RSK.IQ Question of the Week 10/3/16

Expiration of Force-Placed Flood Insurance

Issue/Inquiry

Do banks need to send an annual renewal notice of force-placed insurance to applicable borrowers? Is there a model form to use?

Response Summary

The expiration of the force-placed flood insurance coverage is an event that triggers the force placement requirements, which includes sending a notice to the borrower. There is no model form or any prescribed language for such a notice. If the notice indicates that the borrower should obtain flood insurance at the borrower's expense, in an amount at least equal to the amount required by the regulation for the remaining term of the loan, it will satisfy the regulatory requirement. It would be better, however, if the notice indicated what the Bank will be doing if proof of coverage is not provided, so that the borrower will have a better understanding of what is happening. For example, the Bank is permitted to force-place flood insurance immediately upon the lapse of coverage rather than waiting 45 days after the notice is sent out; if the Bank will be doing this, the notice should refer to it.

Response Detail

The Flood Rules provide that if a bank determines, at any time during the term of a designated loan, that the building or mobile home and any personal property securing the loan is not covered by flood insurance, or is covered by flood insurance in an amount less than the amount required, the Bank shall notify the borrower that the borrower should obtain flood insurance, at the borrower's expense, in an amount at least equal to the amount required by the regulation for the remaining term of the loan. If the borrower fails to obtain flood insurance within 45 days after notification, the Bank shall purchase insurance on the borrower's behalf. 12 CFR §339.7(a)

This means that when force-placed flood insurance coverage expires, it is an event triggering the application of the force placement process, since it will result in the building not being covered by flood insurance. The Bank will then have to send out the required notice, just as it did before obtaining the force-placed coverage.

There is no model notification form to use or any prescribed language for such a notice. If the notice indicates that the borrower should obtain flood insurance, at the borrower's expense, in an amount at least equal to the amount required by the regulation for the remaining term of the loan, it will satisfy the regulatory requirement. The better practice, however, is for the Bank to indicate what it will be doing if proof of coverage is not provided, so that the borrower will have an understanding of what is happening.
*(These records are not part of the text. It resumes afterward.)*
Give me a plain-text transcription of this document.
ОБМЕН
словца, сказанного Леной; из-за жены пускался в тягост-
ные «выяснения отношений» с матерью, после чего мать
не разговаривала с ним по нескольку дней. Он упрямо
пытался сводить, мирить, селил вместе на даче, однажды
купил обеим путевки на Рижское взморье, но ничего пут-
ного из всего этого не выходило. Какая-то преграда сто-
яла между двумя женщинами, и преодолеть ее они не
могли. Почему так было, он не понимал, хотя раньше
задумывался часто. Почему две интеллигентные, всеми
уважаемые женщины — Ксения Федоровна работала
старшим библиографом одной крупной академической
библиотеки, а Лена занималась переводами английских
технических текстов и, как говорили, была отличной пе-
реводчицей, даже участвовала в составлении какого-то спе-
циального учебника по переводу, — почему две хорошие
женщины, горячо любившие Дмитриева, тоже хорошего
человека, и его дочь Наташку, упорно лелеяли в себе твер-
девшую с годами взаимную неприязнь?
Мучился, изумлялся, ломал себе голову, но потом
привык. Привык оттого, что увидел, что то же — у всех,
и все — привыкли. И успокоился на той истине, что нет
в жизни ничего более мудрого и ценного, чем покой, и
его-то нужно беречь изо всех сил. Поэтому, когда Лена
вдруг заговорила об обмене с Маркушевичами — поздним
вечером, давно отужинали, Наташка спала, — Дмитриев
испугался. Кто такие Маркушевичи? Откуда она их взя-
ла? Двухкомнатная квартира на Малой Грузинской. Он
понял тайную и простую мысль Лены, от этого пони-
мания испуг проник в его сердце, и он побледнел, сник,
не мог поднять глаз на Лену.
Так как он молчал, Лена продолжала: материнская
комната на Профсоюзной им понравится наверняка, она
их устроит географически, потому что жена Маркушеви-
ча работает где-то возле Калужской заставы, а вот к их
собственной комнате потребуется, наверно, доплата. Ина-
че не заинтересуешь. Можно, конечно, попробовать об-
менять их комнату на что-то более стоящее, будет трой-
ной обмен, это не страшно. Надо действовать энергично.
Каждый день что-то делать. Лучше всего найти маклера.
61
For example, a Bank is permitted to force place coverage immediately after the existing coverage lapses, or when it determines that the borrower’s policy does not provide sufficient coverage, subject to refunding the amount charged for coverage that overlaps with coverage obtained by the borrower. The term “lapse” means the expiration date of the flood insurance policy or, if a policy is cancelled, the date of cancellation. 12 CFR §339.7(a), (b); Section-by-Section Analysis of Final Rule, Federal Register, vol. 80, no. 139

If the Bank is force placing coverage when the existing coverage expires, rather than waiting for the 45-day period after the notice is given to elapse before flood coverage is obtained, its notice to the borrower should indicate that.

In addition, if the existing force-placed coverage was obtained through a Mortgage Portfolio Protection Program (“MPPP”), MPPP guidelines require the initial notice to go out 45 days before the policy expires, with subsequent notices sent out at 15-day intervals thereafter.

 

This entry was posted on Monday, October 3rd, 2016 at 2:00 pm.